Great Chefs of the World (1982- ?)
Learn how to whip-up Mediterranean lobster and pumpkin Cordon Blue! This long-ago Discovery channel show (a spinoff of PBS’s Great Chefs brand) “is what got me into cooking,” says Kish, a fan since age five. “It’s not like our cooking shows today. It’s very cut and dry.” Format: Three separate chefs, in restaurant kitchens from Cannes to Buenos Aires, show-and-tell how they create signature dishes, all as narrator Mary Lou Conroy—who developed a cult following for her calming delivery—translates in English. Several seasons can be found on Amazon Prime, with many episodes available on YouTube too.
Life of the Party (2018)
Devoted wife turned divorcee Melissa McCarthy going back to college—alongside her classmate-daughter? Cue lots of hilarious OMGs (the woman accidentally eats pot brownies, natch) and fun banter with screen BFF Maya Rudolph. “I don't actually laugh out loud at many comedies, but (McCarthy) is real and normal in all the greatest ways. She doesn't give a f--- but also gives so many f---s.”

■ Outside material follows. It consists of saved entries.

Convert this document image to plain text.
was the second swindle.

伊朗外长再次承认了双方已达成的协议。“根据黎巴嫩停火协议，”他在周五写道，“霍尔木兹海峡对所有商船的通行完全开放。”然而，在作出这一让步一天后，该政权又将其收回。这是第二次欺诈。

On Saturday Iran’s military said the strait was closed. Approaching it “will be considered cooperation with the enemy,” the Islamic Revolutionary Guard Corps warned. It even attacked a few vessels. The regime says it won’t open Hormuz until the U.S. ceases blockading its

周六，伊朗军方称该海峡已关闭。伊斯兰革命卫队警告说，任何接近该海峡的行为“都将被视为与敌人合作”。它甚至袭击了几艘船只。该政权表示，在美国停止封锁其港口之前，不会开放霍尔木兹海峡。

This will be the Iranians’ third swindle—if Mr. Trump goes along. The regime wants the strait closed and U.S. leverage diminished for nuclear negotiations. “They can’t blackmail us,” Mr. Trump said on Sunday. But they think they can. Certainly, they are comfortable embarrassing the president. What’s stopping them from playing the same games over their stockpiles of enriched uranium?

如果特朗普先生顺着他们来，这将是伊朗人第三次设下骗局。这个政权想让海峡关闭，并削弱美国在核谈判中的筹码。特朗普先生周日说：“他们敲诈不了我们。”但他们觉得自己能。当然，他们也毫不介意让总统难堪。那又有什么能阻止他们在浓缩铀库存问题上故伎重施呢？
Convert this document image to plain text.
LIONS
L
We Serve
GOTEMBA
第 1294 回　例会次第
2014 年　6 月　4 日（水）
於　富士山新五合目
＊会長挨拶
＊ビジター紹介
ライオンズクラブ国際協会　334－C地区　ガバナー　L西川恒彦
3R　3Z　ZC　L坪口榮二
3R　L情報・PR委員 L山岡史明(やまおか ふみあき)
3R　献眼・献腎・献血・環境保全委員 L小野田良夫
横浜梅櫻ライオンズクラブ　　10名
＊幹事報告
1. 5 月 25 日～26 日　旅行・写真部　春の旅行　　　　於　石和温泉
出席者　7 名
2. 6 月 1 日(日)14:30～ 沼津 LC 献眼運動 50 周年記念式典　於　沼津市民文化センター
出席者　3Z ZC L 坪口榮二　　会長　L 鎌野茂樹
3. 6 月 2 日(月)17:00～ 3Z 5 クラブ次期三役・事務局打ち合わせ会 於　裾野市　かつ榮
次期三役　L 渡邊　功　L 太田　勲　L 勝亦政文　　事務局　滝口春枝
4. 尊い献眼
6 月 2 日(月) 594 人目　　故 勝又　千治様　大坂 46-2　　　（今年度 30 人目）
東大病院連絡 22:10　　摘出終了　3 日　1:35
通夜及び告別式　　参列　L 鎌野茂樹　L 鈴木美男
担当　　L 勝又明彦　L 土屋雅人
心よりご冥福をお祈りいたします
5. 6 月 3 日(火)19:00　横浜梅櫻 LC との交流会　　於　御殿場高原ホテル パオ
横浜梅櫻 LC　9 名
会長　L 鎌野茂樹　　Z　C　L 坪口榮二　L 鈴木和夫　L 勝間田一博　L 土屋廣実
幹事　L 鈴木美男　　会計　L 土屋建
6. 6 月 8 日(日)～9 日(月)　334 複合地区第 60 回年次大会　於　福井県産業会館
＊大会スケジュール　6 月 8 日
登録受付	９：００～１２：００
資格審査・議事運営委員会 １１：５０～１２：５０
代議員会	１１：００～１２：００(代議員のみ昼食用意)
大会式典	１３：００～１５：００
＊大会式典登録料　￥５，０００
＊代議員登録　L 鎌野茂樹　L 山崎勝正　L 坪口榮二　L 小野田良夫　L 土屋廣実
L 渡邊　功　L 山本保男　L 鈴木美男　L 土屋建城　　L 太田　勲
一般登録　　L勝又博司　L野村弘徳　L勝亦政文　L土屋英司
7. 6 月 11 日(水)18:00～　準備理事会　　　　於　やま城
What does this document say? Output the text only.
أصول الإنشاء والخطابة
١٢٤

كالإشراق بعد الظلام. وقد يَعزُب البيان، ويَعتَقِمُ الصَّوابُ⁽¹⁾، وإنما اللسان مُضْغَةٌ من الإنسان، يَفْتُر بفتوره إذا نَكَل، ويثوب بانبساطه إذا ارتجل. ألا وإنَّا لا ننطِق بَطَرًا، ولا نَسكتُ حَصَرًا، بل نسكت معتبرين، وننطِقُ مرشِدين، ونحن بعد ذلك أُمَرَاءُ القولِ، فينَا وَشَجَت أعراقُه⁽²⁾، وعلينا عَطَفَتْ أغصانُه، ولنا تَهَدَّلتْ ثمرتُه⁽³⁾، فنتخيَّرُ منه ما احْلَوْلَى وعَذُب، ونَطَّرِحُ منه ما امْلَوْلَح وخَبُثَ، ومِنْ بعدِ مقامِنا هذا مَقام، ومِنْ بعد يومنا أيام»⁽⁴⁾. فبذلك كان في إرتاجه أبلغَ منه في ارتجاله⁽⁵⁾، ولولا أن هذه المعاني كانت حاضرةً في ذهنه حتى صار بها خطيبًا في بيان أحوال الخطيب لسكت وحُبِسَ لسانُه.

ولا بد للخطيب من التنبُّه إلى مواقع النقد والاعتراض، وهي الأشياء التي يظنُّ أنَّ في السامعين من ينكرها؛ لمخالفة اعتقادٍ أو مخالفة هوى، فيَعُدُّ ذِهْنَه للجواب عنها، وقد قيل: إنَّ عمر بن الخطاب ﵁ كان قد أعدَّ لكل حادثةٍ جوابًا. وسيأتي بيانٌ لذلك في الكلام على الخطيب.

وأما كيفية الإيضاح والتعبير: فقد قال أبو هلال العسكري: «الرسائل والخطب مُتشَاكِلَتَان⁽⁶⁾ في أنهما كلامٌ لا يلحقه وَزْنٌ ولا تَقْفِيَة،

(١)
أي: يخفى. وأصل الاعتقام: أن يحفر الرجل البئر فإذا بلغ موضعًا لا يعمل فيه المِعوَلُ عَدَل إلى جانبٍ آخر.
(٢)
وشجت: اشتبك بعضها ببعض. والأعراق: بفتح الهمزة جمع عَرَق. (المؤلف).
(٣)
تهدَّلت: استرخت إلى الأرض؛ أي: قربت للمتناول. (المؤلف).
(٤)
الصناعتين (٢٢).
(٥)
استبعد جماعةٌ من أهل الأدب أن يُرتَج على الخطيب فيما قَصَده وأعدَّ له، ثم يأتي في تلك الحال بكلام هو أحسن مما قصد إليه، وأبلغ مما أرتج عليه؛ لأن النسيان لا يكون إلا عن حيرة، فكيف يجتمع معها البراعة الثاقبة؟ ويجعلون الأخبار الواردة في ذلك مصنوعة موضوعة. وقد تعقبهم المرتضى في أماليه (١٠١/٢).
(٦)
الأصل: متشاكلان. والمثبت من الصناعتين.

In this grim—and gripping—mind-bender from Batman director Christopher Nolan, a man (Guy Pearce) seeks revenge against the man who killed his wife. Major hurdle: He’s got a rare form of short-term amnesia. “I love weird psychological stories that challenge you,” says Kish. “And Guy Pearce certainly captured my attention. He’s fantastic in this.”
Notting Hill (1999)
London bookstore owner Will (Hugh Grant) falls for Hollywood star Anna (Julia Roberts) in this “funny and sweet” romcom—which left Kish smitten too. “When Julia Roberts popped up, I was like, ‘S---, I am totally gay!' She was one of my first screen crushes.”
Spy Game (2001)
Over 24 hours, a veteran CIA agent (Robert Redford) secretly plots to save his former mentee (Brad Pitt)—captured by the Chinese—from getting executed. Adding to the challenge: Even their U.S. bosses are unwilling to help. “I love knowing the details of how a plan comes together,” says Kish, who also loved 2001’s Ocean's Eleven (“It made me feel like I could go rob a bank!”).
The Dawn Wall (2018)
Did ya like Free Solo? Rock climbing buddies Tommy Caldwell (a haunted pro, missing an index finger) and Kevin Jorgeson (neophyte) scale the 3000-foot Dawn Wall, a sheer cliff in California’s Yosemite National Park that’s a sort of Mt. Everest to free-climbers. Can they make it to the top as cameras hover—and marital strife lingers for both? No spoilers here. “The movie’s just awesome.”
Won't You Be My Neighbor (2018)
Kish says seeing this documentary about the late super-caring Fred Rogers, host of PBS’s iconic kids show Mister Rogers’ Neighborhood (1968-2001), “grabbed me with all these nostalgic feelings. I remember very vividly sitting as a kid watching Mr. Rogers putting on his sneakers and feeding his fish—key points of my childhood! And then seeing, as an adult, that he was actually the person I saw as a child—that makes me happy.”